After a long legal battle with the Justice Department that first started in 1999, the aforementioned tobacco companies finally agreed last month on the format and wording of their five “corrective statements” clarifying the dangers of smoking. Under the agreement, on Friday, the companies began airing ads in prime-time TV slots on CBS, NBC and ABC in addition to running full-page ads in major print newspapers such as The New York Times, the Washington Post and the Wall Street Journal.

The ads—which consist of laundry lists of facts on the dangers of smoking, recited with no imagery or hint of emotion—are intended to counter some of the deceptive messaging the tobacco industry has admittedly communicated to American consumers for more than 50 years, like downplaying the risks of smoking and not disclosing that cigarettes are designed to be highly addictive.


In 2006, the U.S. District Court for the District of Columbia ruled that tobacco companies had lied, misrepresented and deceived Americans with their advertising tactics and forced them to issue these “corrective statements” as part of a permanent injunction to restrict them from further duping consumers. Years of appeals delayed the statements, and critics now say tobacco companies are facing a relatively outdated penalty.

“First and foremost, I’m happy that, after much delay, we finally have the tobacco industry doing what the judge wanted them to do [in 2006],” Koval said. “That being said, it is important to put it into context. We have an entirely different landscape now than when this case was originally brought and even decided on in 2006.”


In other words, these ads on prime-time TV and in print papers will most likely miss the young people who the tobacco companies target most aggressively, according to Koval.

Koval said Truth and 72andSunny are working to bring the tobacco companies’ messages to digital and social platforms to “make sure” the mobile-driven, Netflix-watching population of the U.S. sees them. She did not detail exact plans, but the organization has already begun distributing PSAs on social media.

Regarding its future plans, Koval pointed to a recent campaign, “Business or Exploitation?” (seen below), as an example of what to expect. In the campaign, Truth released a series of videos and posts showing how big tobacco corporations target African Americans, low-income communities, LGBTQ people, members of the U.S. Military and those dealing with mental health disorders. The group estimated that 40 percent of the cigarettes sold in the U.S., totaling about $37 billion, were to people with either mental health or substance abuse issues.

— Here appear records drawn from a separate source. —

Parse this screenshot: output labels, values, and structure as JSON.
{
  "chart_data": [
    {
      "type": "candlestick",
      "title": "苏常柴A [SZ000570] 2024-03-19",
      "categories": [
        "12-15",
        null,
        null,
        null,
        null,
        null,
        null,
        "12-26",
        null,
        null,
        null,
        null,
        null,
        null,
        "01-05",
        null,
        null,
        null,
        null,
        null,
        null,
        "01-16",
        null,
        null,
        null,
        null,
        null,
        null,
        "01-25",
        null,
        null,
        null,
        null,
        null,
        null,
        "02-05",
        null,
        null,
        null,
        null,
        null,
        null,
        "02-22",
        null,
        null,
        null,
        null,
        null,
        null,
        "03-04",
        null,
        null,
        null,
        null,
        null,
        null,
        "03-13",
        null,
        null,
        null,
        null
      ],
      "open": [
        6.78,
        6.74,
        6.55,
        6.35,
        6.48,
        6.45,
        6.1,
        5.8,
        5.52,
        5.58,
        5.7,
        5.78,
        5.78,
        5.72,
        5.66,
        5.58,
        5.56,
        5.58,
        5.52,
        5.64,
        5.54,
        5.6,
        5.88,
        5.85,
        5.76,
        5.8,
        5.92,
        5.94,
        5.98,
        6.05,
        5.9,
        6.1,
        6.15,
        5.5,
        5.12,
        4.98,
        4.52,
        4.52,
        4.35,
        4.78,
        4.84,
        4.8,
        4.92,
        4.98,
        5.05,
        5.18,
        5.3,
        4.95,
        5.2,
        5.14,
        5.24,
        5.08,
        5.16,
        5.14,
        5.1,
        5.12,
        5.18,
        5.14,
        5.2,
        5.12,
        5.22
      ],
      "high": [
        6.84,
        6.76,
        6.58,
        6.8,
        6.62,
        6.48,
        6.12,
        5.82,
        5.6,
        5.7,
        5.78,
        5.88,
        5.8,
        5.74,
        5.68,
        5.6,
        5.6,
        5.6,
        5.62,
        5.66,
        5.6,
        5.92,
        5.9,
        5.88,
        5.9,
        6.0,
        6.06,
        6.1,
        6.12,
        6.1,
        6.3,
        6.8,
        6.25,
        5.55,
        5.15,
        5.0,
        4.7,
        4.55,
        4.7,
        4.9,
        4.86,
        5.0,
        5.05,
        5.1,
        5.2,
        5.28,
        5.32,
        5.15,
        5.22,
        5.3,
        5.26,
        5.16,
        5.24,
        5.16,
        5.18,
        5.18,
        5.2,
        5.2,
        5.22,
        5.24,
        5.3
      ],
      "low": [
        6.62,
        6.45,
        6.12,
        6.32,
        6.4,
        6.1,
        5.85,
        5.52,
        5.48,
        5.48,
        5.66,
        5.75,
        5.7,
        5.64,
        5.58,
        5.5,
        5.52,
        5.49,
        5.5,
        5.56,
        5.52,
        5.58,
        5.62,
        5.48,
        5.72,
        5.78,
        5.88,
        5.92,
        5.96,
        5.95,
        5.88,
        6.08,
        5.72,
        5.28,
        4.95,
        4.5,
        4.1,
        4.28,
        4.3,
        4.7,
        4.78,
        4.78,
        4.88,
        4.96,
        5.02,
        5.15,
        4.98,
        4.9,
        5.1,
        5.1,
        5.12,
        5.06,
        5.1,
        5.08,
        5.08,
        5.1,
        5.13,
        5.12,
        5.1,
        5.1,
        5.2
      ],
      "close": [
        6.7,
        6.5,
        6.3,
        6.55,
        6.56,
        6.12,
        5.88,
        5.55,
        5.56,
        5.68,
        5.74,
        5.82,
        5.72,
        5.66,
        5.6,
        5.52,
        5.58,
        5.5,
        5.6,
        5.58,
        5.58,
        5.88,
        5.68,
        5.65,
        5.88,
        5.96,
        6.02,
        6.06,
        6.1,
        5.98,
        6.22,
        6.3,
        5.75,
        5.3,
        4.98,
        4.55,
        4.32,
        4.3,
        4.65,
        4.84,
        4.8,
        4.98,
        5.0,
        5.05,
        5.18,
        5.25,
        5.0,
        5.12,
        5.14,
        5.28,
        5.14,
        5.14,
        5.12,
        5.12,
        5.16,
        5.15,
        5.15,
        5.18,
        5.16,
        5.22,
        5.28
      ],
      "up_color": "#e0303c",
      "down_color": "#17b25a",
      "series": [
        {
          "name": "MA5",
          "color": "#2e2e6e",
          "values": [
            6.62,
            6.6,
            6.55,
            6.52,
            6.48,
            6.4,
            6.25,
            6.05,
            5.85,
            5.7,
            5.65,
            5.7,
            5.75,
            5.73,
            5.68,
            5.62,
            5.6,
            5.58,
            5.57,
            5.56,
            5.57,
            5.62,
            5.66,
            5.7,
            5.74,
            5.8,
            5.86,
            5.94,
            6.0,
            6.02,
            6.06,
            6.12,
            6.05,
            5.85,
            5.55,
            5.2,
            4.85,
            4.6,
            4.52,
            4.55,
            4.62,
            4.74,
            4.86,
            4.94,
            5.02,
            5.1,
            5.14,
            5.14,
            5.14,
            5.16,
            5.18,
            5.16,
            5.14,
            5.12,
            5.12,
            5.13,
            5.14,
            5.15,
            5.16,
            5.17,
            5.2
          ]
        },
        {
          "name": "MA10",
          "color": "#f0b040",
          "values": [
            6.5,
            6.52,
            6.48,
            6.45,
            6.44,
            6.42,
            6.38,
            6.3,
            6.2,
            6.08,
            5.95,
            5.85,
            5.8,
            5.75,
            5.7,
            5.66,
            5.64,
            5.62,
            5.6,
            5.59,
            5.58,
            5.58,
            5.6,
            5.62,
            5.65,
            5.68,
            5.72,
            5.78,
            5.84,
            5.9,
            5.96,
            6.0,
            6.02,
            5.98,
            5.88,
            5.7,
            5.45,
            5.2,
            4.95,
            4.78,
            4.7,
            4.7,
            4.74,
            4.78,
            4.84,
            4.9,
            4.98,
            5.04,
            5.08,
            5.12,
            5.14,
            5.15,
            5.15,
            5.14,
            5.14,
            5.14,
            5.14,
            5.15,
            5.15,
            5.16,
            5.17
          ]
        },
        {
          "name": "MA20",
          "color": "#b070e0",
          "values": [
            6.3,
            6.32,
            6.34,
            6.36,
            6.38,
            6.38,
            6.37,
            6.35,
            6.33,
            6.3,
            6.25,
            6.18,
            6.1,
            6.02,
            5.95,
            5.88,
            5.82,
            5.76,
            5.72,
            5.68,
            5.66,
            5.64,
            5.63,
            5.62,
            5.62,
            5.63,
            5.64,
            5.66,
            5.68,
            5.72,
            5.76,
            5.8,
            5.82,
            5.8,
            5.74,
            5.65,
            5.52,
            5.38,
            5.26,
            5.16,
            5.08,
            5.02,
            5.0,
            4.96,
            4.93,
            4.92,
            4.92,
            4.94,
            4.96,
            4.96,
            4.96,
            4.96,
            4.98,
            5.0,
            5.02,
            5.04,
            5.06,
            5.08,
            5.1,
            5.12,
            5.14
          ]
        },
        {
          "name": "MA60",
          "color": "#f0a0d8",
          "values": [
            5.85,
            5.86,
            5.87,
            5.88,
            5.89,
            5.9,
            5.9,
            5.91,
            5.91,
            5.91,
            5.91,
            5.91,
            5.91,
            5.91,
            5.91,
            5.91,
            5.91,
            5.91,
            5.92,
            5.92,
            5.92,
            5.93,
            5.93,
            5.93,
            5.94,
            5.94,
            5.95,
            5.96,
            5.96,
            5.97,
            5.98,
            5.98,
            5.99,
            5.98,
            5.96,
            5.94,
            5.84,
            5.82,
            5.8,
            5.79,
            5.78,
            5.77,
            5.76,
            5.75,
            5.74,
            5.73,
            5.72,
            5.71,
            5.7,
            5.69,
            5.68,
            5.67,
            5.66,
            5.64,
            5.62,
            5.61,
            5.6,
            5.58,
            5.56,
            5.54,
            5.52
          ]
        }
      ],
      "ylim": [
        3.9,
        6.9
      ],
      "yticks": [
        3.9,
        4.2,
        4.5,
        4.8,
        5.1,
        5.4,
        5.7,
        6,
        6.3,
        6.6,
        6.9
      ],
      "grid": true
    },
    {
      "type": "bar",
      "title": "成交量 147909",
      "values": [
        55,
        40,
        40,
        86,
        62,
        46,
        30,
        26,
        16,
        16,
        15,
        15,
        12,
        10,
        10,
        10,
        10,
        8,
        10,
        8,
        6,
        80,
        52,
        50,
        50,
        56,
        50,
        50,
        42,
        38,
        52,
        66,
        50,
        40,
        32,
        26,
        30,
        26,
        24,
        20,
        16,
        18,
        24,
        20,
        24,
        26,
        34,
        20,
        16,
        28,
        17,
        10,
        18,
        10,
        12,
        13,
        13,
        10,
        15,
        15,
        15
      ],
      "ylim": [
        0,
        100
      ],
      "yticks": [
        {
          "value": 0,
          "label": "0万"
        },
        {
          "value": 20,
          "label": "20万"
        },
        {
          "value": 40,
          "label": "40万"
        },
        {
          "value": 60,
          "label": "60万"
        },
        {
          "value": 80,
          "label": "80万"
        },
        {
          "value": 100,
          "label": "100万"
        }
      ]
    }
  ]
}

Koval estimated that the tobacco industry spends about $8 billion a year, or $24 million per day, on marketing. The “corrective statements” will likely only cost a total of $30 million, according to Truth.

In an interview with Adweek, Daniel Jaffe, group executive vice president of government relations at the Association of National Advertisers, said he does not foresee this ruling against the tobacco companies having a profound affect on the advertising industry.

Jaffe said it is too early to predict all or any of the impacts it may have on the industry but projected it would not create “broad” change or lead to further action. Major ad agencies still work to promote tobacco: Leo Burnett and Havas count Philip Morris and R.J. Reynolds among their clients, respectively.

Spokespeople for both agencies declined to comment for this story.

“We remain committed to aligning our business practices with society’s expectations of a responsible company. This includes communicating openly about the health effects of our products, continuing to support cessation efforts, helping reduce underage tobacco use and developing potentially reduced-risk products,” Murray Garnick, Altria evp and general counsel, said in a statement last month.

Garnick wrote that the tobacco industry “has changed dramatically over the last 20 years,” claiming that is has become one of the most-regulated industries in the country, especially since becoming compliant with the Food and Drug Administration in 2009.

Still, cigarettes directly account for 480,000 deaths a year in the U.S., according to the Centers for Disease Control and Prevention. The group also attributes 41,000 annual deaths to secondhand smoke.